10の4『自然と人間の歴史・世界篇』太陽風と地球磁気圏、そしてオーロラ
いつの頃からだろうか、太陽からは、光や熱だけでなく、太陽風も地球に降り注がれている。太陽風は、太陽の表面の爆発によって放出される、プラズマ状の電気を帯びた小さな粒でできている、いわば「流れ」だ。太陽風はプラズマといって、電子を手放した原子(プラスの電荷)と自由になった電子(マイナスの電荷)の集まりだ。
この太陽風の源が、摂氏100万~1000万度もの高温のコロナ、それは太陽の外縁大気である。金環日食の時、直近の日本では、2015年年5月21日に起こったおりには、地球からゆらゆら揺れて見えるそのコロナから噴き出されている。この風だが、地球の辺りには、その間ほぼ遮られることなく到達するという。
ところが、太陽風は、地球には直接ぶつからない。それというのも、この太陽風は、地球の磁場を横切ることができないという特性を持っている。だから、側面からは入ってこれない。一方、地球の北極や南極地方辺りには、光の粒となったプラズマが入っていくことができるという。
あわせて、地球の磁場の影響を受けて、地球の裏側(夜側)に回り込む。すると、そこには、それまでに回りこんだプラズマがたまり続けている場所(プラズマだまり)があり、磁場が急激に変化する。そこのところについては、学者による論争があるようで、例えば、一般向けにこう説明されている。
「筆者は、磁気圏はある量のエネルギーが貯えられると不安定になり、そのエネルギーを放出して安定になろうとすることがわかった。せれはゴムひもを引っ張るには限界があることに相当する(逆平行の磁場が消滅する必要はない)。磁場圏がそのエネルギーを放出することは、ゴムひもが元に跳ね返ることに相当する。」(赤祖父俊一「オーロラの新理論」、「天文ガイド」2013年8月号)
この現象が起きると、爆発的にエネルギーを得たプラズマが地球に流れ込む。

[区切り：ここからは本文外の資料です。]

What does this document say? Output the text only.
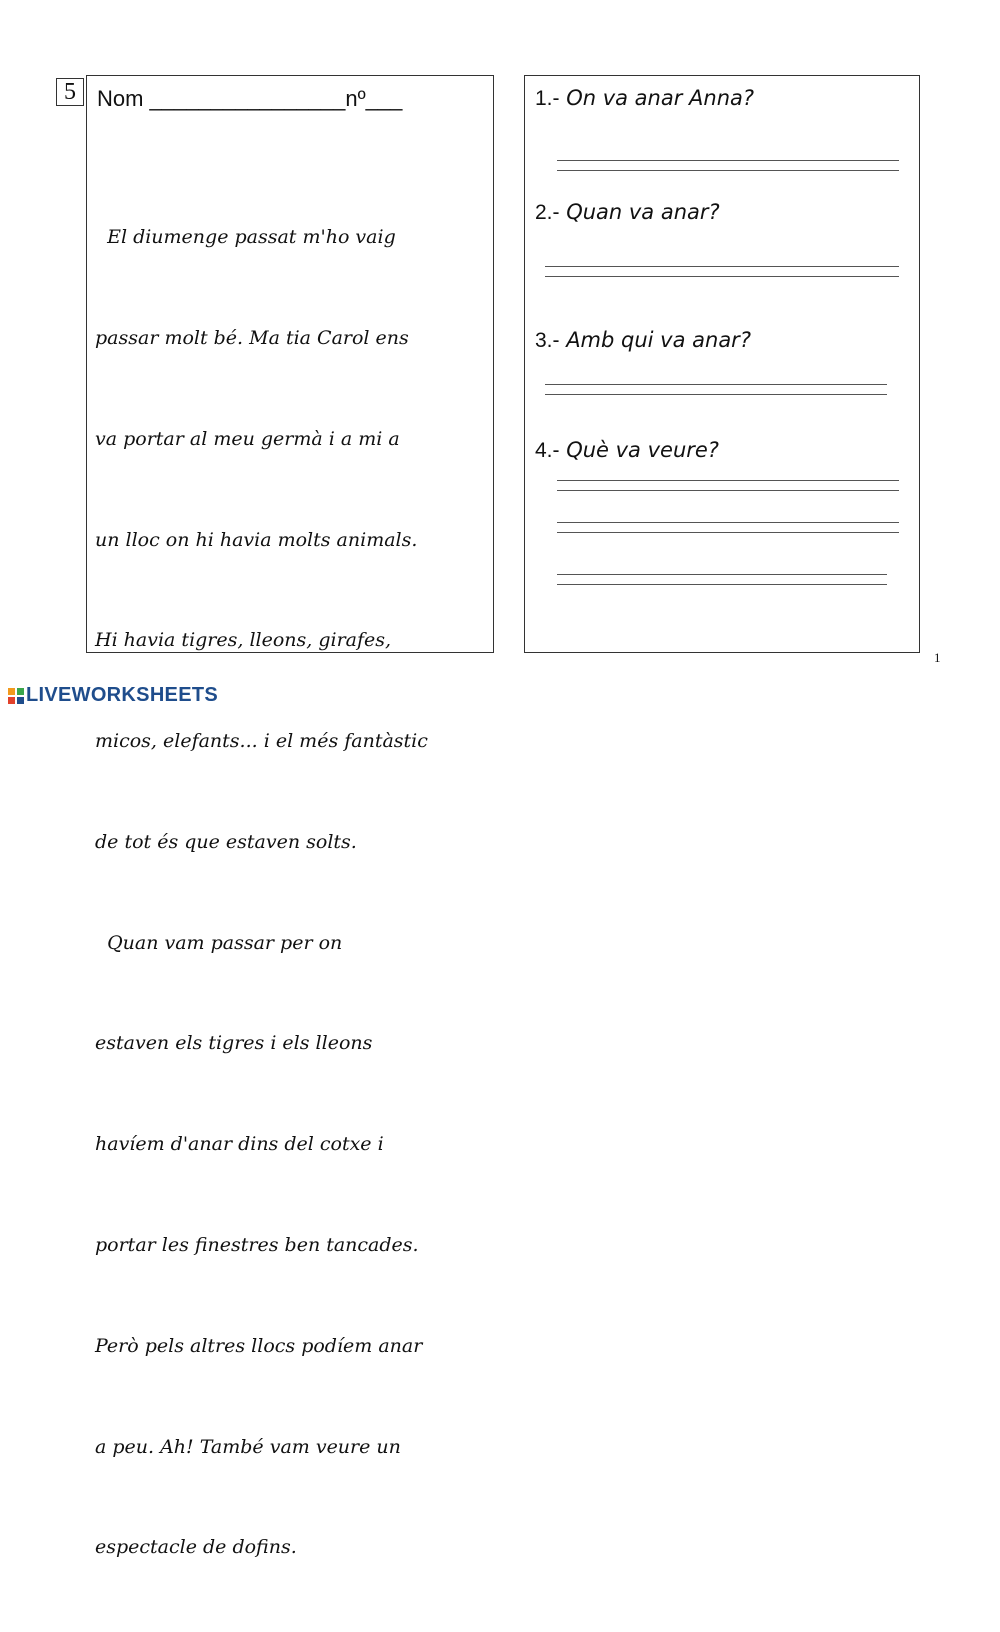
5 Nom ________________nº___

El diumenge passat m'ho vaig

passar molt bé. Ma tia Carol ens

va portar al meu germà i a mi a

un lloc on hi havia molts animals.

Hi havia tigres, lleons, girafes,

micos, elefants... i el més fantàstic

de tot és que estaven solts.

Quan vam passar per on

estaven els tigres i els lleons

havíem d'anar dins del cotxe i

portar les finestres ben tancades.

Però pels altres llocs podíem anar

a peu. Ah! També vam veure un

espectacle de dofins.

1.- On va anar Anna?
2.- Quan va anar?
3.- Amb qui va anar?
4.- Què va veure?
1
LIVEWORKSHEETS
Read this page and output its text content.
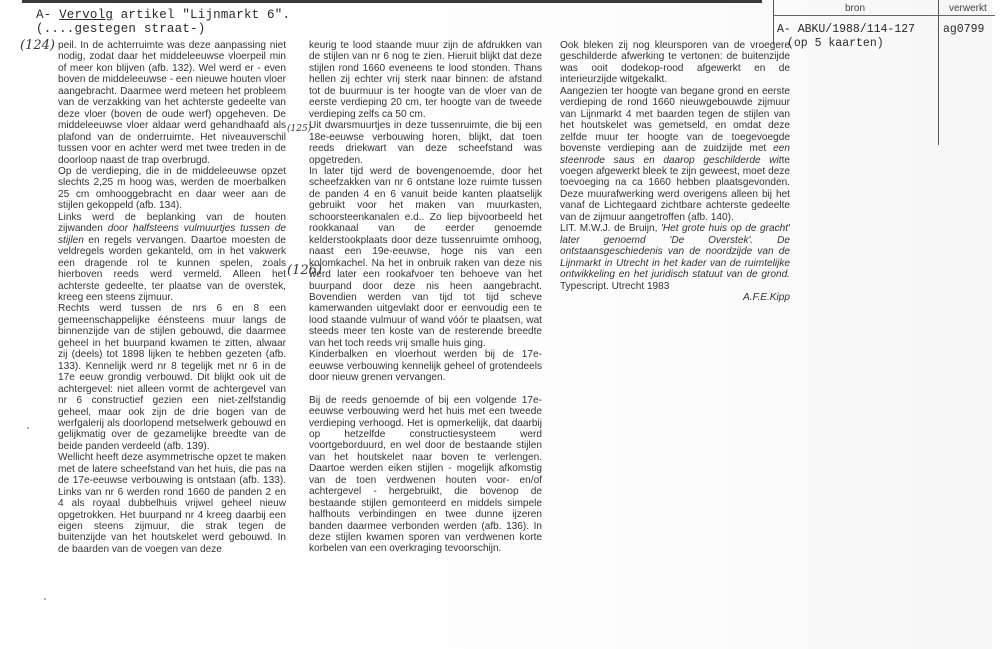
A- Vervolg artikel "Lijnmarkt 6".
(....gestegen straat-)
bron	verwerkt
A- ABKU/1988/114-127
(op 5 kaarten)
ag0799
(124)
(125)
(126)

peil. In de achterruimte was deze aanpassing niet nodig, zodat daar het middeleeuwse vloerpeil min of meer kon blijven (afb. 132). Wel werd er - even boven de middeleeuwse - een nieuwe houten vloer aangebracht. Daarmee werd meteen het probleem van de verzakking van het achterste gedeelte van deze vloer (boven de oude werf) opgeheven. De middeleeuwse vloer aldaar werd gehandhaafd als plafond van de onderruimte. Het niveauverschil tussen voor en achter werd met twee treden in de doorloop naast de trap overbrugd.

Op de verdieping, die in de middeleeuwse opzet slechts 2,25 m hoog was, werden de moerbalken 25 cm omhooggebracht en daar weer aan de stijlen gekoppeld (afb. 134).

Links werd de beplanking van de houten zijwanden door halfsteens vulmuurtjes tussen de stijlen en regels vervangen. Daartoe moesten de veldregels worden gekanteld, om in het vakwerk een dragende rol te kunnen spelen, zoals hierboven reeds werd vermeld. Alleen het achterste gedeelte, ter plaatse van de overstek, kreeg een steens zijmuur.

Rechts werd tussen de nrs 6 en 8 een gemeenschappelijke éénsteens muur langs de binnenzijde van de stijlen gebouwd, die daarmee geheel in het buurpand kwamen te zitten, alwaar zij (deels) tot 1898 lijken te hebben gezeten (afb. 133). Kennelijk werd nr 8 tegelijk met nr 6 in de 17e eeuw grondig verbouwd. Dit blijkt ook uit de achtergevel: niet alleen vormt de achtergevel van nr 6 constructief gezien een niet-zelfstandig geheel, maar ook zijn de drie bogen van de werfgalerij als doorlopend metselwerk gebouwd en gelijkmatig over de gezamelijke breedte van de beide panden verdeeld (afb. 139).

Wellicht heeft deze asymmetrische opzet te maken met de latere scheefstand van het huis, die pas na de 17e-eeuwse verbouwing is ontstaan (afb. 133). Links van nr 6 werden rond 1660 de panden 2 en 4 als royaal dubbelhuis vrijwel geheel nieuw opgetrokken. Het buurpand nr 4 kreeg daarbij een eigen steens zijmuur, die strak tegen de buitenzijde van het houtskelet werd gebouwd. In de baarden van de voegen van deze

keurig te lood staande muur zijn de afdrukken van de stijlen van nr 6 nog te zien. Hieruit blijkt dat deze stijlen rond 1660 eveneens te lood stonden. Thans hellen zij echter vrij sterk naar binnen: de afstand tot de buurmuur is ter hoogte van de vloer van de eerste verdieping 20 cm, ter hoogte van de tweede verdieping zelfs ca 50 cm.

Uit dwarsmuurtjes in deze tussenruimte, die bij een 18e-eeuwse verbouwing horen, blijkt, dat toen reeds driekwart van deze scheefstand was opgetreden.

In later tijd werd de bovengenoemde, door het scheefzakken van nr 6 ontstane loze ruimte tussen de panden 4 en 6 vanuit beide kanten plaatselijk gebruikt voor het maken van muurkasten, schoorsteenkanalen e.d.. Zo liep bijvoorbeeld het rookkanaal van de eerder genoemde kelderstookplaats door deze tussenruimte omhoog, naast een 19e-eeuwse, hoge nis van een kolomkachel. Na het in onbruik raken van deze nis werd later een rookafvoer ten behoeve van het buurpand door deze nis heen aangebracht. Bovendien werden van tijd tot tijd scheve kamerwanden uitgevlakt door er eenvoudig een te lood staande vulmuur of wand vóór te plaatsen, wat steeds meer ten koste van de resterende breedte van het toch reeds vrij smalle huis ging.

Kinderbalken en vloerhout werden bij de 17e-eeuwse verbouwing kennelijk geheel of grotendeels door nieuw grenen vervangen.

Bij de reeds genoemde of bij een volgende 17e-eeuwse verbouwing werd het huis met een tweede verdieping verhoogd. Het is opmerkelijk, dat daarbij op hetzelfde constructiesysteem werd voortgeborduurd, en wel door de bestaande stijlen van het houtskelet naar boven te verlengen. Daartoe werden eiken stijlen - mogelijk afkomstig van de toen verdwenen houten voor- en/of achtergevel - hergebruikt, die bovenop de bestaande stijlen gemonteerd en middels simpele halfhouts verbindingen en twee dunne ijzeren banden daarmee verbonden werden (afb. 136). In deze stijlen kwamen sporen van verdwenen korte korbelen van een overkraging tevoorschijn.

Ook bleken zij nog kleursporen van de vroegere geschilderde afwerking te vertonen: de buitenzijde was ooit dodekop-rood afgewerkt en de interieurzijde witgekalkt.

Aangezien ter hoogte van begane grond en eerste verdieping de rond 1660 nieuwgebouwde zijmuur van Lijnmarkt 4 met baarden tegen de stijlen van het houtskelet was gemetseld, en omdat deze zelfde muur ter hoogte van de toegevoegde bovenste verdieping aan de zuidzijde met een steenrode saus en daarop geschilderde witte voegen afgewerkt bleek te zijn geweest, moet deze toevoeging na ca 1660 hebben plaatsgevonden. Deze muurafwerking werd overigens alleen bij het vanaf de Lichtegaard zichtbare achterste gedeelte van de zijmuur aangetroffen (afb. 140).

LIT. M.W.J. de Bruijn, 'Het grote huis op de gracht' later genoemd 'De Overstek'. De ontstaansgeschiedenis van de noordzijde van de Lijnmarkt in Utrecht in het kader van de ruimtelijke ontwikkeling en het juridisch statuut van de grond. Typescript. Utrecht 1983

A.F.E.Kipp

その場合、プラズマは磁場の方向(方位磁針が指し示す方向)にそって運動するので、地球の磁極(N極とS極)の周辺に流れ込む。このプラズマが地球の大気にぶつかると、大気中の窒素分子や酸素が刺激されて光を放つ、これがオーロラだ。
なので、このプラズマを引き寄せる磁気の強い場所のうち、その時々の天候が安定しているカナダや北欧などでは、一年を通じてオーロラが観察できる場所が幾つかあるという。
それというのも、「24時間オーロラが出続ける不思議な場所が世界で2所ある。北極のノルウェー領スバールパル諸島と南極点だ。この2カ所では、地磁気の軸と地球の自転軸とが微妙にずれていることでオーロラが見え続ける」(朝日新聞、2018年6月14日付け、BSプレミアム「コズミックフロント、NEXT」)との放映があったところだ。
さて、太陽風に乗って地球にやってきた高エネルギーの電子が、この空気分子の電子と衝突し、空気分子の電子にエネルギーを与えることによって、空気分子に含まれる電子は、これまでの軌道より外側をまわるようになる、これを、「励起状態」という。とはいえ、この状態は空気分子にとって不安定なので、時間がたつと自然に元の軌道に戻る。このとき、2つの軌道のエネルギーの差の分だけ、光を放つ。
では、オーロラはどうしていろいろな色で見えるのだろうか。もう一度いうと、電子の励起状態と戻った状態の2つの軌道のエネルギー差の分だけ、光が出る、このエネルギー差は出てくる光の強さではなく色に対応していて、エネルギー差が大きいと青色、中くらいだと緑色、エネルギー差が小さいと赤色に偏る。
量子力学によると、電子がとることができる軌道のエネルギーは「飛び飛び」の値に決まっていて、どのエネルギーでもとりうる訳ではない。そういうことであるから、オーロラは、数多くの決まった色(輝線という)の組み合わせで光っている、それを観察者は眺めていることになる。
そんな私たちの好奇心を駆り立てるオーロラなのだが、人類を含めこの地球上の生命にとっては、それ以上の意味があるという。それをわかり易くいうには、例えば、地球の約半分の直径の火星の岩石は、地球のに比べて軽く、地場は元々弱かったことなどから、磁気圏が弱まっており、太陽風に晒され、大気を繋ぎ留めることができず、現在のような荒涼たる環境となってしまったとされる。